Publié le 22 juillet 2024
PREMIÈRE SECTION
Requête no 33503/18
PRO.MO.MAR S.R.L.
contre l’Italie
introduite le 11 juillet 2018
communiquée le 4 juillet 2024
OBJET DE L’AFFAIRE
La requête concerne l’augmentation, en cours de contrat, des redevances annuelles dues par la société requérante.
Le 13 juin 2001, la requérante conclut avec l’administration une concession pour l’utilisation d’un espace de domaine public maritime pour une durée de 50 ans afin de construire et ensuite gérer un port touristique dans la ville de Scarlino.

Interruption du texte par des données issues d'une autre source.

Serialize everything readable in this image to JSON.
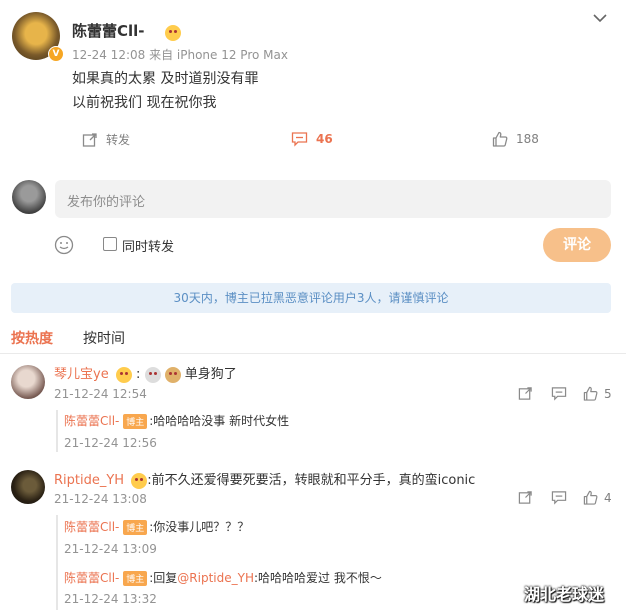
{
  "post": {
    "author": "陈蕾蕾Cll-",
    "meta": "12-24 12:08  来自 iPhone 12 Pro Max",
    "line1": "如果真的太累 及时道别没有罪",
    "line2": "以前祝我们 现在祝你我",
    "repost_label": "转发",
    "comment_count": "46",
    "like_count": "188"
  },
  "composer": {
    "placeholder": "发布你的评论",
    "also_repost": "同时转发",
    "submit": "评论"
  },
  "notice": "30天内，博主已拉黑恶意评论用户3人，请谨慎评论",
  "sort_tabs": [
    "按热度",
    "按时间"
  ],
  "comments": [
    {
      "user": "琴儿宝ye",
      "text": "单身狗了",
      "time": "21-12-24 12:54",
      "likes": "5",
      "replies": [
        {
          "user": "陈蕾蕾Cll-",
          "badge": "博主",
          "text": "哈哈哈哈没事 新时代女性",
          "time": "21-12-24 12:56"
        }
      ]
    },
    {
      "user": "Riptide_YH",
      "text": "前不久还爱得要死要活，转眼就和平分手，真的蛮iconic",
      "time": "21-12-24 13:08",
      "likes": "4",
      "replies": [
        {
          "user": "陈蕾蕾Cll-",
          "badge": "博主",
          "text": "你没事儿吧？？？",
          "time": "21-12-24 13:09"
        },
        {
          "user": "陈蕾蕾Cll-",
          "badge": "博主",
          "prefix": "回复",
          "mention": "@Riptide_YH",
          "text": "哈哈哈哈爱过 我不恨～",
          "time": "21-12-24 13:32"
        }
      ]
    }
  ],
  "watermark": "湖北老球迷",
  "colors": {
    "accent": "#eb7350",
    "button": "#f7c08a",
    "notice_bg": "#e7f0f9",
    "notice_text": "#5b8fc4"
  }
}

En contrepartie, elle s’engageait à payer un montant annuel de 75 102,44 euros (à actualiser), déterminé selon les critères prévus par l’article 10, paragraphe 4, de la loi no 449 de 1997 et le décret ministériel no 343 de 1998, tels qu’en vigueur à l’époque. Lesdits critères prévoyaient, en particulier, le payement de redevances moins élevées pour les initiatives impliquant des investissements pour la réalisation d’ouvrages difficiles à enlever. Un impôt régional correspondant à 15% des redevances s’ajoutait, en outre, à celles-ci.
Par l’article 1, paragraphes 251, 252 et 256, de la loi no 296 de 2006 (« loi de finances »), le législateur abrogea les dispositions précitées et introduisit des nouveaux critères de détermination des redevances applicables à partir du 1er janvier 2007. Les nouveaux critères prévoyaient des redevances plus élevées pour l’utilisation d’espaces occupées par des ouvrages difficiles à enlever. Sur cette base, la municipalité de Scarlino demanda à la société requérante de payer des redevances environ 450% plus élevées que les précédentes.
La requérante saisit les juridictions administratives qui soulevèrent une question de légitimité constitutionnelle. Par arrêt no 29 de 2017, la Cour constitutionnelle donna une interprétation conforme des nouveaux critères, affirmant que les redevances devaient être calculées sur la base des ouvrages déjà existants avant la conclusion de la convention, sans tenir compte des améliorations apportées par les concessionnaires.
Considérant qu’elles n’étaient pas conformes à cette interprétation, le 16 janvier 2018, le Conseil d’État annula les décisions adoptées par la municipalité de Scarlino.
Le 6 avril 2018, la municipalité fixa les redevances à un montant s’élevant à environ 175% du précèdent. Cela importait également une augmentation de l’impôt régional, qui était calculé en pourcentage des redevances (entre‑temps, le taux de l’impôt avait augmenté en passant à 25 %).
La requérante se plaint d’une ingérence disproportionnée dans son droit au respect de ses biens en violation de l’article 1 du Protocole no 1, à cause de l’augmentation des redevances en cours de contrat. Elle allègue que, en conséquence de cette augmentation, la marge de profit qu’elle avait prévu d’atteindre a considérablement diminué et estime que la modification législative aurait dû entrainer une révision de l’équilibre global du contrat.
QUESTIONS AUX PARTIES ET DEMANDE DE RENSEIGNEMENTS
1. Compte tenu du fait que la société requérante n’a pas contesté la nouvelle détermination des redevances, les voies de recours internes ont-elles été correctement épuisées, comme l’exige l’article 35 § 1 de la Convention ?
2. L’augmentation en cours de contrat des redevances dues, conformément à la loi no 296 de 2006 telle qu’interprétée par l’arrêt no 29 de 2017 de la Cour constitutionnelle, constitue-t-elle une ingérence dans le droit au respect des biens de la requérante, au sens de l’article 1 du Protocole no 1 ?
Dans l’affirmative, poursuivait-elle un but d’intérêt général ?
Compte tenu, notamment, de ses effets sur l’équilibre économique du contrat et sur la possibilité pour la société requérante d’amortir ses investissements, ladite ingérence a-t-elle imposé à la requérante une charge excessive (voir, mutatis mutandis Sàrl Couttolenc Frères c. France, no 24300/20, §§ 63-81, 5 octobre 2023) ?
La partie requérante est invitée à fournir des informations actualisées sur l’impact de l’augmentation des redevances sur son investissement, y compris – si présent – un prévisionnel financier actualisé.